Rosendo se apoyó contra la pared y se levantó torpemente. Ver a un hombre de más de un metro ochenta, completamente empapado en un baño tan pequeño, resultaba intimidante.
Gretel evitó mirarlo, salió a toda prisa y sacó un conjunto deportivo de hombre completamente nuevo.
Era ropa que el tío Kenzo le había pedido que le comprara en su último viaje de negocios. Como había olvidado entregársela, se había quedado guardada en casa.
—Es nuevo. Cámbiate esa ropa mojada —le dijo, dejando las prendas sobre el mueble del baño, y se dio la vuelta para salir.
Diez minutos después, Rosendo apareció con la ropa deportiva que no era de su talla.
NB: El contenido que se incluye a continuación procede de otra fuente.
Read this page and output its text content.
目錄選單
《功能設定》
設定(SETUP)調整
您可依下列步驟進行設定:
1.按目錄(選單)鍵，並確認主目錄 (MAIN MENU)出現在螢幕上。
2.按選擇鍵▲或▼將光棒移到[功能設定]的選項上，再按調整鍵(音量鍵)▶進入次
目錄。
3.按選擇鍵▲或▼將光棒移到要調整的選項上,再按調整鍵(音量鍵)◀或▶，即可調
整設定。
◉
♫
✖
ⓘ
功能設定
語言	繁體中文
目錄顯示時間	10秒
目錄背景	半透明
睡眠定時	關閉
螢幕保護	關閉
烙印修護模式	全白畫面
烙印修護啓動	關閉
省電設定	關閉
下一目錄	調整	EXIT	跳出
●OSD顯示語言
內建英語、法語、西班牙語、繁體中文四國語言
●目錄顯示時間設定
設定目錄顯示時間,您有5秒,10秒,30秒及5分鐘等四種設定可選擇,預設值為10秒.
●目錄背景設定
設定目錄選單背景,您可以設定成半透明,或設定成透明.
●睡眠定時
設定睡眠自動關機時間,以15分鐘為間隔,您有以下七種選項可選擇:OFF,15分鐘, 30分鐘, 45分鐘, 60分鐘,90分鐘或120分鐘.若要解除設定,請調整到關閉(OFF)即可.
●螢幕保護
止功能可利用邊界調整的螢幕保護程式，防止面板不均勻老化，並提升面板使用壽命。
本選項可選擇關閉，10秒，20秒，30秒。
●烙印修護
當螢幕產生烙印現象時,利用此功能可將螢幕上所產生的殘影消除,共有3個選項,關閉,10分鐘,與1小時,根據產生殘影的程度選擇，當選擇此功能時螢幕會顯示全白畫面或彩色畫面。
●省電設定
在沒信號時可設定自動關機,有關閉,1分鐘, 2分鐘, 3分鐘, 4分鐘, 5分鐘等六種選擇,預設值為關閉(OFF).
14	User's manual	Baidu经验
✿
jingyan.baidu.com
Sus ojos oscuros ocultaban emociones indescifrables.
Apenas salió del baño, se notó que no se había secado el cabello; las gotas de agua aún escurrían.
Al verlo, Gretel le lanzó una toalla.
—Sécate, vas a mojar todo el piso.
Rosendo la atrapó en el aire y se sentó en el sofá con total naturalidad.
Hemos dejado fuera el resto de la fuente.